We hypothesized that if autosomal SD in D. melanogaster was associated with increased susceptibility to infection, it would be due to the accumulation of deleterious mutations in immune genes. In contrast, if sex-ratio meiotic drive chromosomes were associated with increased susceptibility, it would be due to trans effects on gene expression. There is a general paucity of immune genes on the X chromosome (Muller element A) in D. melanogaster and an excess (especially of immune effectors) on the second chromosome (Muller elements B and C): chromosome 2—111 immune of 7005 total, chromosome 3—75 immune of 7268 total, chromosome X—14 immune out of 2612 total (1.58%, 1.03% and 0.05% respectively, Fisher Exact Test p < 0.001). In an ancestor of D. affinis, the X chromosome fused with an autosome leading to a large X chromosome (40% of the genome, Muller elements A and D) [45]. In D. neotestacea, the X chromosome is mostly syntenic to that in D. melanogaster [44]. Thus, there are relatively fewer immune genes for deleterious mutations to perturb linked to the sex-ratio meiotic drive systems compared to the autosomal drive system. However, we found no evidence that the susceptible SD line in D. melanogaster either had lower baseline AMP expression levels or induced AMP expression levels.

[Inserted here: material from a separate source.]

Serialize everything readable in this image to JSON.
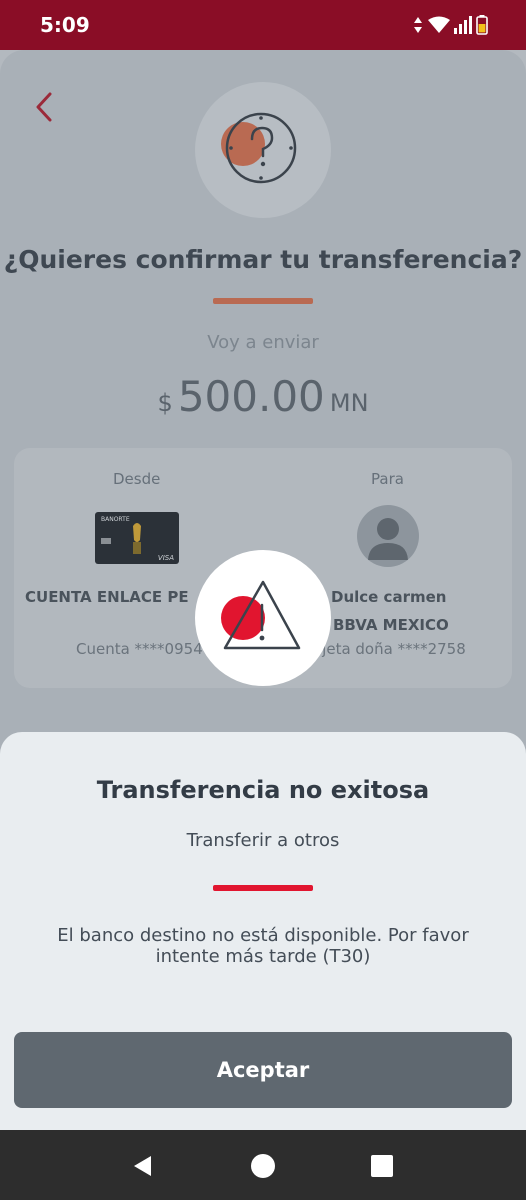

So, why don't we see a more pronounced influence of meiotic drive chromosomes on immune defence? One possibility is that the drive chromosome inversion haplotype is often common enough in populations to slow Muller's ratchet. An autosomal driver at an equilibrium frequency of 10% would find itself in homozygotes 1% of the time and deleterious mutations could be purged from the drive chromosome. However, there are ample examples of drive chromosomes that, when homozygous, render the carrier inviable or sterile [3,8,26]. So either deleterious mutations must arise on these chromosomes or the drivers themselves could cause the inviability or sterility. Another possibility is that drive chromosomes turn over rapidly enough that Muller's ratchet does not have time to accumulate many deleterious alleles [30]. Perhaps this explains why in D. melanogaster, the older SD72 was more susceptible but the newer SDFR43 was not [54]. Overall, meiotic drive chromosomes did not have a pronounced influence on immune defence. It would be interesting to determine whether other life-history traits would show evidence for the accumulation of deleterious mutations on drive chromosomes [55] or whether the sterility and inviability often observed in conjunction with drive chromosomes is actually due to a simple genetic change that is integral to the drive machinery itself.